Consultado Gay acerca del camino más corto y más seguro para ir de Leciñana a la capital de Vizcaya, manifestó que aunque lo más derecho era tomar la vuelta de Orduña, no le aconsejaba tal camino, por estar toda aquella parte plagada de facciosos. «Tú ya sabes -dijo a su compadre-. Te vas derechito por esta orilla del Ebro, hasta Trespaderne, y allí tiras para arriba, a esta mano. ¿Sabes la sierra del Gato? Pues la vas faldeando. Pasas por Cebolleros, Villacomparada y Villamezán, y ya estás en tierra de Mena. De allí a Valmaseda es como andar por una calle. Total, que puedes llevar a vuecencia en cuatro días, con descanso.

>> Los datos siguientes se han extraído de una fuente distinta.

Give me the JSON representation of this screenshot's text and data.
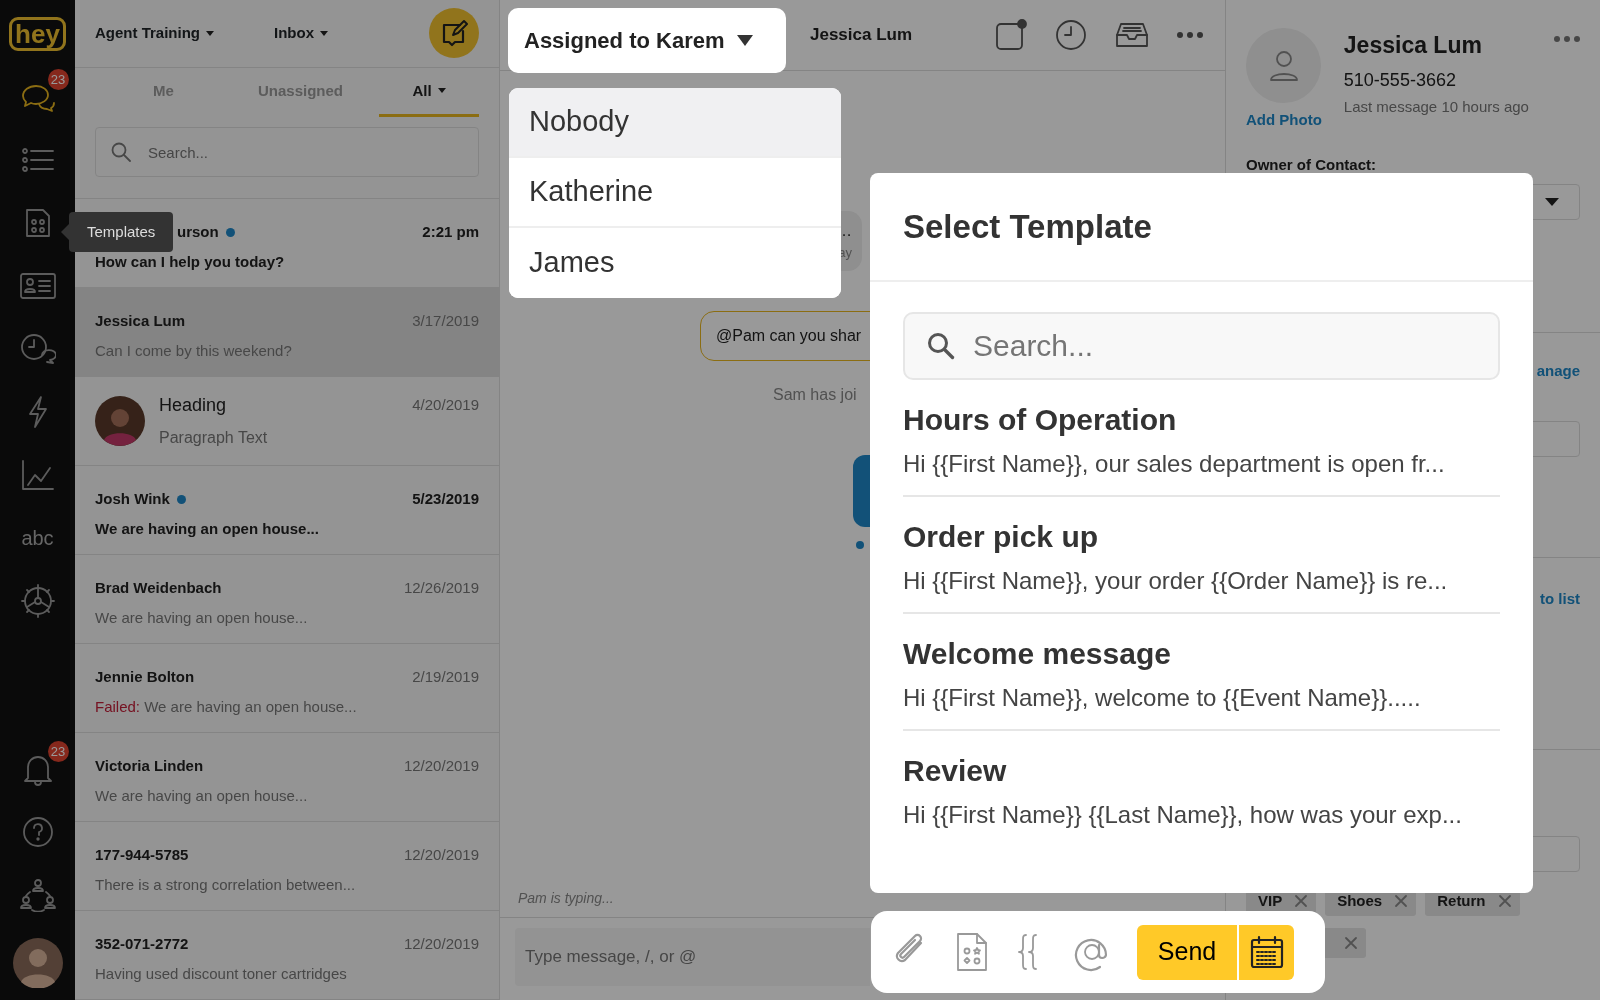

No paraba mientes en ningún peligro don Fernando, que sin oír otra voz que la de su esforzado corazón, ansiaba lanzarse hacia el cumplimiento y remate de la empresa, por tan desgraciados accidentes entorpecida. Su espíritu de nuevo se inflamaba en la querencia de los actos maravillosos, en todo aquello que rompiese los moldes de lo común. ¡A Bilbao por Aura! Tal era su divisa, y ya se le hacían lentas las horas, pausados los minutos que tardara en realizar algún descomunal esfuerzo por la idea y fines que tal emblema expresaba.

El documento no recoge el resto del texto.